From the plot, it does not look like the residuals are normally distributed around 0, so our linear model assumption does not seem to hold. We anyway try to fit a linear model to the dataset and look at what performance we can achieve.

## Ridge

Now let's try Ridge regression.

We find the optimal value of $\lambda$ by grid search in log space. We use cross validation with 5 folds, and evaluate the performance by using the RMSE score.

We see that the optimal value of $\lambda$ is $4.7$, giving a RMSE score of $8192$.

Let's plot the mean RMSE score as a function of $\lambda$, to see how it varies.

Apparently, the RMSE score remains almost constant, no matter the value of $\lambda$, except for very high values. This could indicate that we won't benefit much from Ridge regression.

Let's see how the value of the coefficients decreases as $\lambda$ increases. We also plot a vertical black line on the optimal $\lambda$ value we found earlier.

The `is_smoker`

variable appears to be very important for the model, as it has a high value, and is the last to go to zero as $\lambda$ increases.

We can also use bootstrapping to get an estimate of the range of the coefficients.

## Lasso

Let's now try Lasso regression instead.

We find the optimal value of $\lambda$ by grid search in log space. We use cross validation with 5 folds, and evaluate the performance by using the RMSE score.

We see that the optimal value of $\lambda$ is $0.062$, giving a RMSE score of $7650$.

Let's plot the mean RMSE score as a function of $\lambda$, to see how it varies.

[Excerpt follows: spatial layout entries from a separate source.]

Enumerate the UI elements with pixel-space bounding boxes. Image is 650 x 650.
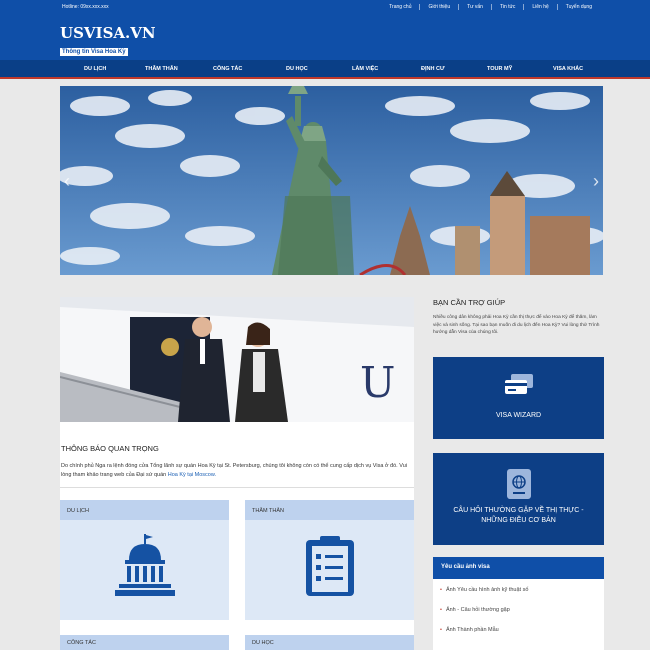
- topnav-careers[interactable]: Tuyển dụng: [556, 4, 600, 10]
- topnav-about[interactable]: Giới thiệu: [419, 4, 458, 10]
- sidebar: BẠN CẦN TRỢ GIÚP Nhiều công dân không ph…: [431, 290, 604, 650]
- svg-text:U: U: [360, 358, 395, 407]
- clipboard-icon: [302, 534, 358, 603]
- notice-title: THÔNG BÁO QUAN TRỌNG: [61, 444, 159, 453]
- hero-banner[interactable]: ‹ ›: [60, 86, 603, 275]
- statue-of-liberty-image: [60, 86, 603, 275]
- site-logo[interactable]: USVISA.VN Thông tin Visa Hoa Kỳ: [60, 26, 156, 58]
- visa-faq-button[interactable]: CÂU HỎI THƯỜNG GẶP VỀ THỊ THỰC - NHỮNG Đ…: [433, 453, 604, 545]
- officials-photo-image: U: [60, 297, 414, 422]
- logo-subtitle: Thông tin Visa Hoa Kỳ: [60, 48, 128, 56]
- photo-requirements-box: Yêu cầu ảnh visa Ảnh Yêu cầu hình ảnh kỹ…: [433, 557, 604, 650]
- category-card-study[interactable]: DU HỌC: [245, 635, 414, 650]
- category-card-family-visit[interactable]: THĂM THÂN: [245, 500, 414, 620]
- req-item-digital-image[interactable]: Ảnh Yêu cầu hình ảnh kỹ thuật số: [440, 587, 528, 593]
- main-nav: DU LỊCH THĂM THÂN CÔNG TÁC DU HỌC LÀM VI…: [0, 60, 650, 79]
- card-label: CÔNG TÁC: [60, 635, 229, 650]
- moscow-embassy-link[interactable]: Hoa Kỳ tại Moscow.: [168, 472, 216, 478]
- logo-main-text: USVISA.VN: [60, 24, 156, 42]
- req-item-photo-faq[interactable]: Ảnh - Câu hỏi thường gặp: [440, 607, 510, 613]
- topnav-news[interactable]: Tin tức: [490, 4, 523, 10]
- help-title: BẠN CẦN TRỢ GIÚP: [433, 298, 506, 307]
- card-label: DU HỌC: [245, 635, 414, 650]
- main-content: U THÔNG BÁO QUAN TRỌNG Do chính phủ Nga …: [60, 297, 414, 650]
- nav-item-work[interactable]: LÀM VIỆC: [352, 66, 378, 72]
- site-header: Hotline: 09xx.xxx.xxx Trang chủ Giới thi…: [0, 0, 650, 60]
- visa-faq-label-line-2: NHỮNG ĐIỀU CƠ BẢN: [481, 517, 556, 524]
- visa-cards-icon: [505, 374, 533, 401]
- notice-body: Do chính phủ Nga ra lệnh đóng cửa Tổng l…: [61, 463, 407, 478]
- card-label: THĂM THÂN: [245, 500, 414, 520]
- visa-faq-label-line-1: CÂU HỎI THƯỜNG GẶP VỀ THỊ THỰC -: [453, 507, 584, 514]
- banner-prev-icon[interactable]: ‹: [64, 171, 70, 192]
- hotline: Hotline: 09xx.xxx.xxx: [62, 4, 109, 10]
- help-text: Nhiều công dân không phải Hoa Kỳ cần thị…: [433, 315, 600, 335]
- category-card-travel[interactable]: DU LỊCH: [60, 500, 229, 620]
- topnav-contact[interactable]: Liên hệ: [523, 4, 556, 10]
- banner-next-icon[interactable]: ›: [593, 171, 599, 192]
- nav-item-business[interactable]: CÔNG TÁC: [213, 66, 242, 72]
- category-card-business[interactable]: CÔNG TÁC: [60, 635, 229, 650]
- card-label: DU LỊCH: [60, 500, 229, 520]
- nav-item-immigration[interactable]: ĐỊNH CƯ: [421, 66, 445, 72]
- capitol-icon: [113, 534, 177, 603]
- topnav-home[interactable]: Trang chủ: [381, 4, 419, 10]
- visa-wizard-button[interactable]: VISA WIZARD: [433, 357, 604, 439]
- nav-item-study[interactable]: DU HỌC: [286, 66, 308, 72]
- passport-icon: [507, 469, 531, 504]
- nav-item-travel[interactable]: DU LỊCH: [84, 66, 106, 72]
- top-nav: Trang chủ Giới thiệu Tư vấn Tin tức Liên…: [381, 4, 600, 10]
- topnav-consult[interactable]: Tư vấn: [458, 4, 491, 10]
- req-item-photo-composition[interactable]: Ảnh Thành phần Mẫu: [440, 627, 499, 633]
- photo-requirements-title: Yêu cầu ảnh visa: [433, 557, 604, 579]
- divider: [60, 487, 414, 488]
- news-photo[interactable]: U: [60, 297, 414, 422]
- nav-item-family-visit[interactable]: THĂM THÂN: [145, 66, 178, 72]
- visa-wizard-label: VISA WIZARD: [495, 412, 542, 419]
- notice-text: Do chính phủ Nga ra lệnh đóng cửa Tổng l…: [61, 462, 413, 480]
- nav-item-us-tour[interactable]: TOUR MỸ: [487, 66, 512, 72]
- nav-item-other-visa[interactable]: VISA KHÁC: [553, 66, 583, 72]
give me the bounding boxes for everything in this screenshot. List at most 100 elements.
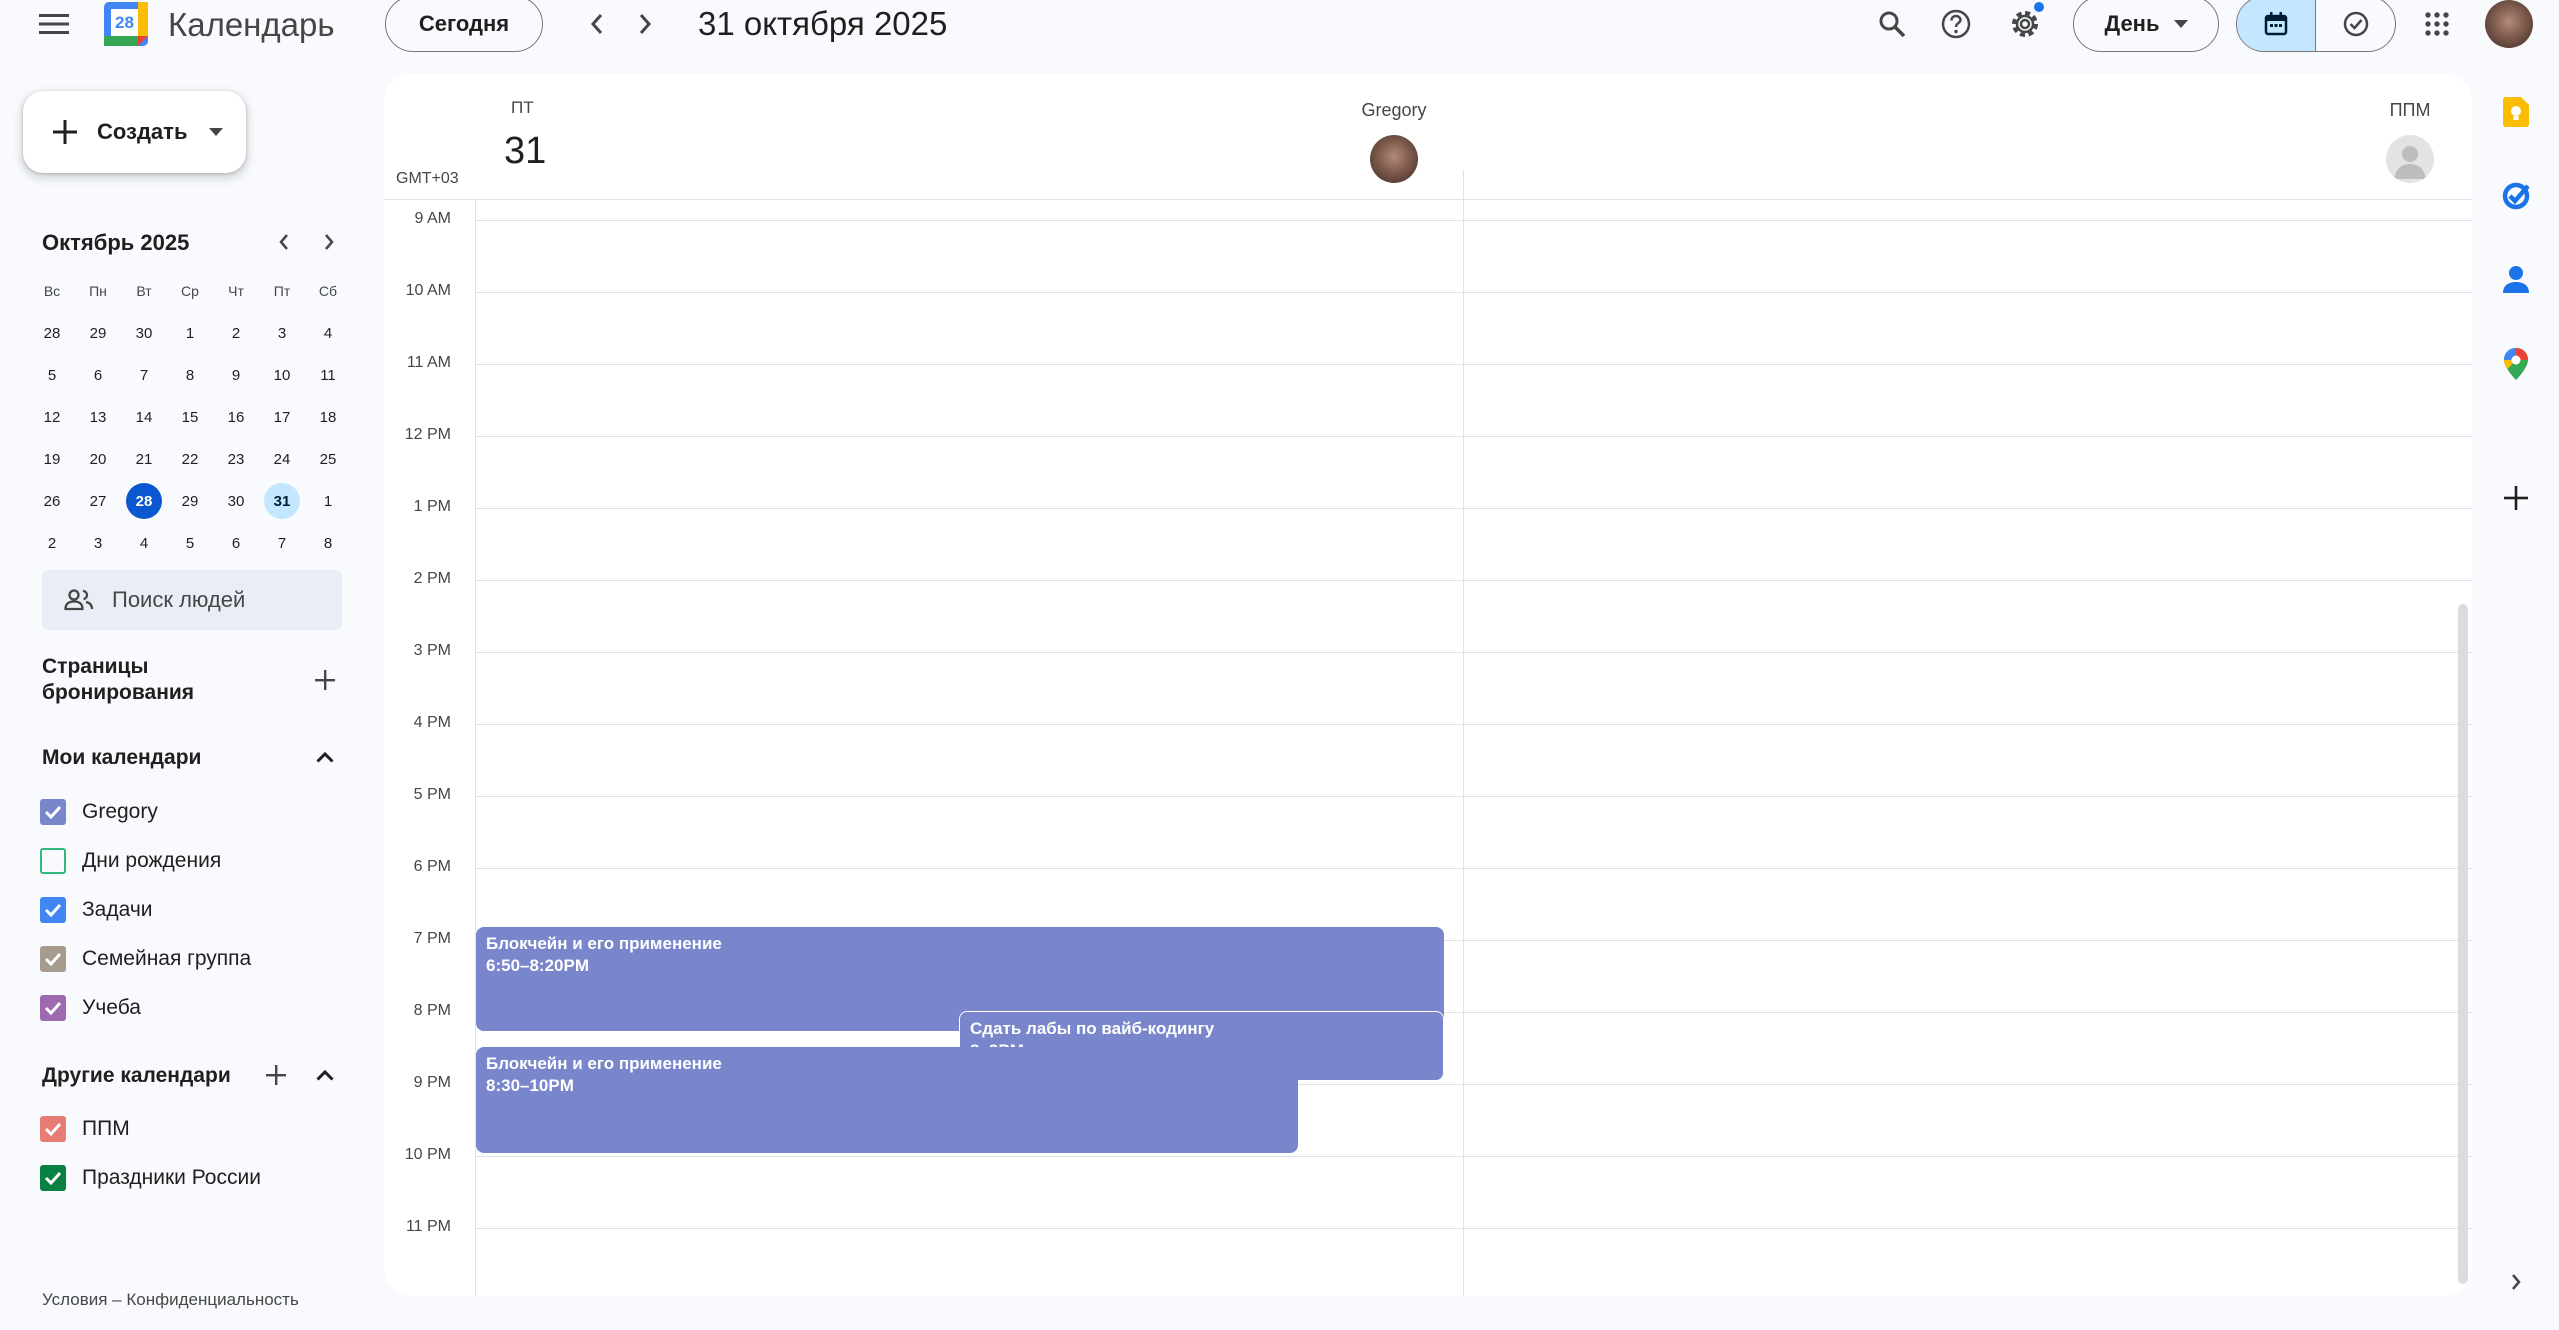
other-calendars-collapse-button[interactable] [303, 1053, 347, 1097]
mini-calendar-day[interactable]: 22 [167, 440, 213, 478]
mini-calendar-day[interactable]: 26 [29, 482, 75, 520]
mini-calendar-day[interactable]: 21 [121, 440, 167, 478]
mini-calendar-day[interactable]: 8 [305, 524, 351, 562]
day-number[interactable]: 31 [504, 130, 546, 173]
checkbox-checked-icon[interactable] [40, 995, 66, 1021]
calendar-list-item[interactable]: Праздники России [40, 1158, 261, 1198]
mini-calendar-day[interactable]: 15 [167, 398, 213, 436]
calendar-event[interactable]: Блокчейн и его применение 8:30–10PM [476, 1047, 1298, 1153]
terms-privacy-link[interactable]: Условия – Конфиденциальность [42, 1290, 299, 1310]
today-button[interactable]: Сегодня [385, 0, 543, 52]
hour-label: 8 PM [413, 1002, 451, 1019]
mini-calendar-day[interactable]: 28 [29, 314, 75, 352]
calendar-list-item[interactable]: Дни рождения [40, 841, 221, 881]
people-search-input[interactable]: Поиск людей [42, 570, 342, 630]
mini-calendar-day[interactable]: 1 [167, 314, 213, 352]
mini-calendar-day[interactable]: 16 [213, 398, 259, 436]
keep-button[interactable] [2492, 88, 2540, 136]
column-avatar[interactable] [1370, 135, 1418, 183]
apps-grid-icon [2425, 12, 2449, 36]
mini-calendar-day[interactable]: 20 [75, 440, 121, 478]
view-select-label: День [2104, 11, 2160, 36]
mini-calendar-day[interactable]: 9 [213, 356, 259, 394]
calendar-mode-button[interactable] [2237, 0, 2316, 51]
mini-calendar-day[interactable]: 13 [75, 398, 121, 436]
mini-calendar-day[interactable]: 25 [305, 440, 351, 478]
mini-calendar-day-number: 25 [319, 450, 337, 468]
mini-calendar-day[interactable]: 3 [75, 524, 121, 562]
checkbox-checked-icon[interactable] [40, 897, 66, 923]
mini-calendar-day[interactable]: 7 [121, 356, 167, 394]
mini-calendar-day[interactable]: 29 [167, 482, 213, 520]
maps-button[interactable] [2492, 340, 2540, 388]
mini-calendar-day[interactable]: 27 [75, 482, 121, 520]
mini-calendar-day[interactable]: 5 [29, 356, 75, 394]
mini-calendar-day[interactable]: 5 [167, 524, 213, 562]
add-addon-button[interactable] [2492, 474, 2540, 522]
my-calendars-collapse-button[interactable] [303, 735, 347, 779]
mini-calendar-next-button[interactable] [309, 222, 349, 262]
day-of-week: ПТ [511, 98, 534, 117]
mini-calendar-day[interactable]: 17 [259, 398, 305, 436]
hour-label: 12 PM [404, 426, 451, 443]
calendar-list-item[interactable]: Семейная группа [40, 939, 251, 979]
mini-calendar-day[interactable]: 29 [75, 314, 121, 352]
mini-calendar-day[interactable]: 7 [259, 524, 305, 562]
mini-calendar-day[interactable]: 8 [167, 356, 213, 394]
my-calendars-title[interactable]: Мои календари [42, 745, 201, 771]
calendar-list-item[interactable]: Задачи [40, 890, 153, 930]
tasks-button[interactable] [2492, 172, 2540, 220]
account-avatar[interactable] [2485, 0, 2533, 48]
search-button[interactable] [1864, 0, 1920, 52]
checkbox-checked-icon[interactable] [40, 946, 66, 972]
next-period-button[interactable] [617, 0, 673, 52]
mini-calendar-prev-button[interactable] [264, 222, 304, 262]
checkbox-checked-icon[interactable] [40, 1165, 66, 1191]
mini-calendar-day[interactable]: 11 [305, 356, 351, 394]
create-button[interactable]: Создать [23, 91, 246, 173]
settings-button[interactable] [1997, 0, 2053, 52]
mini-calendar-day[interactable]: 28 [121, 482, 167, 520]
other-calendars-title[interactable]: Другие календари [42, 1063, 231, 1089]
help-button[interactable] [1928, 0, 1984, 52]
mini-calendar-day[interactable]: 30 [213, 482, 259, 520]
hour-line [476, 508, 2472, 509]
mini-calendar-day[interactable]: 4 [121, 524, 167, 562]
calendar-list-item[interactable]: Учеба [40, 988, 141, 1028]
mini-calendar-day[interactable]: 2 [29, 524, 75, 562]
column-avatar[interactable] [2386, 135, 2434, 183]
apps-button[interactable] [2409, 0, 2465, 52]
chevron-up-icon [316, 751, 334, 763]
calendar-list-item[interactable]: Gregory [40, 792, 158, 832]
mini-calendar-day[interactable]: 31 [259, 482, 305, 520]
mini-calendar-day[interactable]: 2 [213, 314, 259, 352]
checkbox-checked-icon[interactable] [40, 799, 66, 825]
tasks-mode-button[interactable] [2316, 0, 2395, 51]
mini-calendar-day[interactable]: 10 [259, 356, 305, 394]
calendar-logo[interactable]: 28 [102, 0, 150, 48]
mini-calendar-day[interactable]: 4 [305, 314, 351, 352]
mini-calendar-day[interactable]: 23 [213, 440, 259, 478]
mini-calendar-day[interactable]: 30 [121, 314, 167, 352]
column-header-gregory: Gregory [1344, 100, 1444, 183]
mini-calendar-day[interactable]: 3 [259, 314, 305, 352]
main-menu-button[interactable] [26, 0, 82, 52]
checkbox-checked-icon[interactable] [40, 1116, 66, 1142]
mini-calendar-day[interactable]: 6 [75, 356, 121, 394]
checkbox-unchecked-icon[interactable] [40, 848, 66, 874]
calendar-list-item[interactable]: ППМ [40, 1109, 130, 1149]
mini-calendar-day[interactable]: 14 [121, 398, 167, 436]
mini-calendar-day[interactable]: 24 [259, 440, 305, 478]
contacts-button[interactable] [2492, 256, 2540, 304]
mini-calendar-day[interactable]: 12 [29, 398, 75, 436]
add-other-calendar-button[interactable] [254, 1053, 298, 1097]
mini-calendar-day[interactable]: 6 [213, 524, 259, 562]
add-booking-page-button[interactable] [303, 658, 347, 702]
mini-calendar-day[interactable]: 1 [305, 482, 351, 520]
vertical-scrollbar[interactable] [2458, 604, 2468, 1284]
mini-calendar-day[interactable]: 19 [29, 440, 75, 478]
mini-calendar-day[interactable]: 18 [305, 398, 351, 436]
view-select[interactable]: День [2073, 0, 2219, 52]
chevron-left-icon [590, 14, 603, 34]
collapse-side-panel-button[interactable] [2492, 1258, 2540, 1306]
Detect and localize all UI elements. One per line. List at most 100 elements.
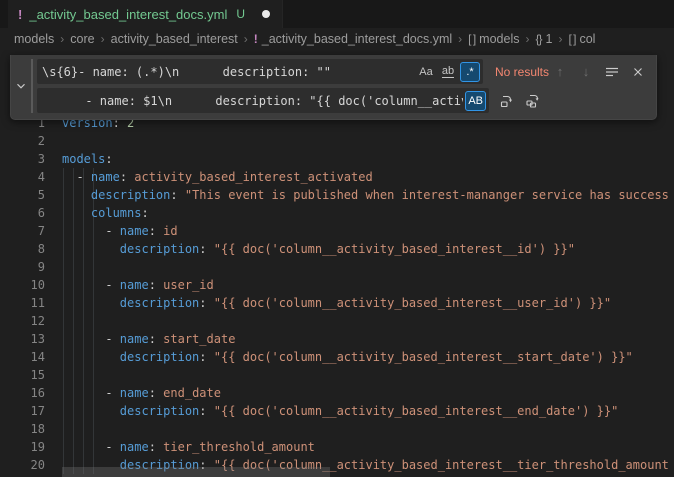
line-number: 4: [0, 168, 45, 186]
match-case-button[interactable]: Aa: [416, 62, 436, 82]
symbol-object-icon: {}: [535, 32, 541, 46]
code-line[interactable]: 2: [0, 132, 674, 150]
code-line-content: - name: tier_threshold_amount: [62, 438, 315, 456]
breadcrumb-label: col: [579, 32, 595, 46]
code-line-content: - name: user_id: [62, 276, 214, 294]
code-line-content: description: "This event is published wh…: [62, 186, 669, 204]
replace-row: - name: $1\n description: "{{ doc('colum…: [37, 88, 652, 113]
code-line[interactable]: 4 - name: activity_based_interest_activa…: [0, 168, 674, 186]
breadcrumb-label: 1: [545, 32, 552, 46]
code-line[interactable]: 16 - name: end_date: [0, 384, 674, 402]
breadcrumb-separator: ›: [525, 32, 529, 46]
code-line[interactable]: 10 - name: user_id: [0, 276, 674, 294]
code-line-content: - name: activity_based_interest_activate…: [62, 168, 373, 186]
code-line-content: - name: end_date: [62, 384, 221, 402]
code-line[interactable]: 6 columns:: [0, 204, 674, 222]
line-number: 13: [0, 330, 45, 348]
yaml-warning-icon: !: [254, 32, 258, 46]
breadcrumb-item[interactable]: {} 1: [535, 32, 552, 46]
preserve-case-button[interactable]: AB: [465, 91, 486, 111]
line-number: 7: [0, 222, 45, 240]
line-number: 8: [0, 240, 45, 258]
line-number: 19: [0, 438, 45, 456]
line-number: 10: [0, 276, 45, 294]
code-line[interactable]: 17 description: "{{ doc('column__activit…: [0, 402, 674, 420]
line-number: 18: [0, 420, 45, 438]
find-status: No results: [495, 65, 549, 79]
replace-icon: [499, 93, 515, 109]
breadcrumb-item[interactable]: core: [70, 32, 94, 46]
find-input[interactable]: \s{6}- name: (.*)\n description: "" Aa a…: [37, 59, 483, 84]
code-line[interactable]: 19 - name: tier_threshold_amount: [0, 438, 674, 456]
line-number: 3: [0, 150, 45, 168]
find-previous-button[interactable]: ↑: [550, 62, 570, 82]
code-editor[interactable]: 1version: 223models:4 - name: activity_b…: [0, 50, 674, 477]
breadcrumb-separator: ›: [244, 32, 248, 46]
code-line-content: description: "{{ doc('column__activity_b…: [62, 240, 575, 258]
breadcrumb-item[interactable]: [ ] models: [468, 32, 519, 46]
code-line[interactable]: 14 description: "{{ doc('column__activit…: [0, 348, 674, 366]
breadcrumb-item[interactable]: models: [14, 32, 54, 46]
close-icon: [631, 65, 645, 79]
code-line-content: - name: id: [62, 222, 178, 240]
code-line-content: description: "{{ doc('column__activity_b…: [62, 348, 633, 366]
breadcrumb-label: models: [14, 32, 54, 46]
regex-button[interactable]: .*: [460, 62, 480, 82]
breadcrumb-item[interactable]: ! _activity_based_interest_docs.yml: [254, 32, 452, 46]
yaml-file-icon: !: [18, 7, 22, 22]
replace-all-icon: [525, 93, 541, 109]
line-number: 20: [0, 456, 45, 474]
code-line[interactable]: 8 description: "{{ doc('column__activity…: [0, 240, 674, 258]
tab-active-file[interactable]: ! _activity_based_interest_docs.yml U: [8, 0, 283, 28]
tab-title: _activity_based_interest_docs.yml: [29, 7, 227, 22]
line-number: 16: [0, 384, 45, 402]
line-number: 12: [0, 312, 45, 330]
close-find-widget-button[interactable]: [628, 62, 648, 82]
code-line-content: models:: [62, 150, 113, 168]
code-line[interactable]: 5 description: "This event is published …: [0, 186, 674, 204]
replace-input[interactable]: - name: $1\n description: "{{ doc('colum…: [37, 88, 489, 113]
breadcrumb-item[interactable]: [ ] col: [568, 32, 595, 46]
symbol-array-icon: [ ]: [468, 32, 475, 46]
whole-word-button[interactable]: ab: [438, 62, 458, 82]
line-number: 17: [0, 402, 45, 420]
code-line[interactable]: 7 - name: id: [0, 222, 674, 240]
code-line-content: description: "{{ doc('column__activity_b…: [62, 402, 618, 420]
find-in-selection-button[interactable]: [602, 62, 622, 82]
symbol-array-icon: [ ]: [568, 32, 575, 46]
breadcrumb-label: models: [479, 32, 519, 46]
line-number: 11: [0, 294, 45, 312]
line-number: 14: [0, 348, 45, 366]
code-line-content: description: "{{ doc('column__activity_b…: [62, 294, 611, 312]
code-area[interactable]: 1version: 223models:4 - name: activity_b…: [0, 114, 674, 474]
toggle-replace-button[interactable]: [11, 59, 31, 113]
chevron-down-icon: [14, 79, 28, 93]
horizontal-scrollbar[interactable]: [62, 467, 330, 477]
line-number: 2: [0, 132, 45, 150]
find-next-button[interactable]: ↓: [576, 62, 596, 82]
unsaved-changes-dot-icon[interactable]: [262, 10, 270, 18]
breadcrumb: models › core › activity_based_interest …: [0, 28, 674, 50]
code-line[interactable]: 12: [0, 312, 674, 330]
breadcrumb-label: core: [70, 32, 94, 46]
code-line-content: columns:: [62, 204, 149, 222]
find-row: \s{6}- name: (.*)\n description: "" Aa a…: [37, 59, 652, 84]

We still see a lot of uncertainty with regards to RMSE, no matter the value of $\lambda$.

Let's see how the value of the coefficients decreases as $\lambda$ increases. We also plot a vertical black line on the optimal $\lambda$ value we found earlier.

We again see that the `is_smoker`

variable is the most important for the model.

We will use bootstrapping again to get an estimate of the range of the coefficients.

## Group Lasso

Let's now try Group Lasso regression.

Group Lasso has two separate $\lambda$ values, one for "regular" covariates, and one for group covariates. We find the optimal value of both $\lambda$ values by grid search in log space over both. Because the Group Lasso as two hyperparameters, we reduce the computational burden by using a smaller search space. We use cross validation with 5 folds, and evaluate the performance by using the RMSE score.

## Results

We look at the performance of these different models on the test set. Firstly, it is clear that all shrinkage methods generalize much better than MLR, as the RMSE of the shrinkage methods is much better than the RMSE of the MLR. Secondly, the Ridge model performs well, even though it has much worse cross-validation RMSE than either of the lasso methods. Thirdly, while our model selection shows that even though Group Lasso is supposed to be the model that generalizables best, it underforms on the test set compared to regular Lasso. Our hypothesis is that Group Lasso is more prone to overfitting because it has more hyperparameters to optimize. In other words, Group Lasso might be able to fit the the noise in the dataset better without being penalized as much, compared to regular Lasso. The reason for this might be that by using cross validation, the size of the training set is reduced even further, making overfitting even more of an issue.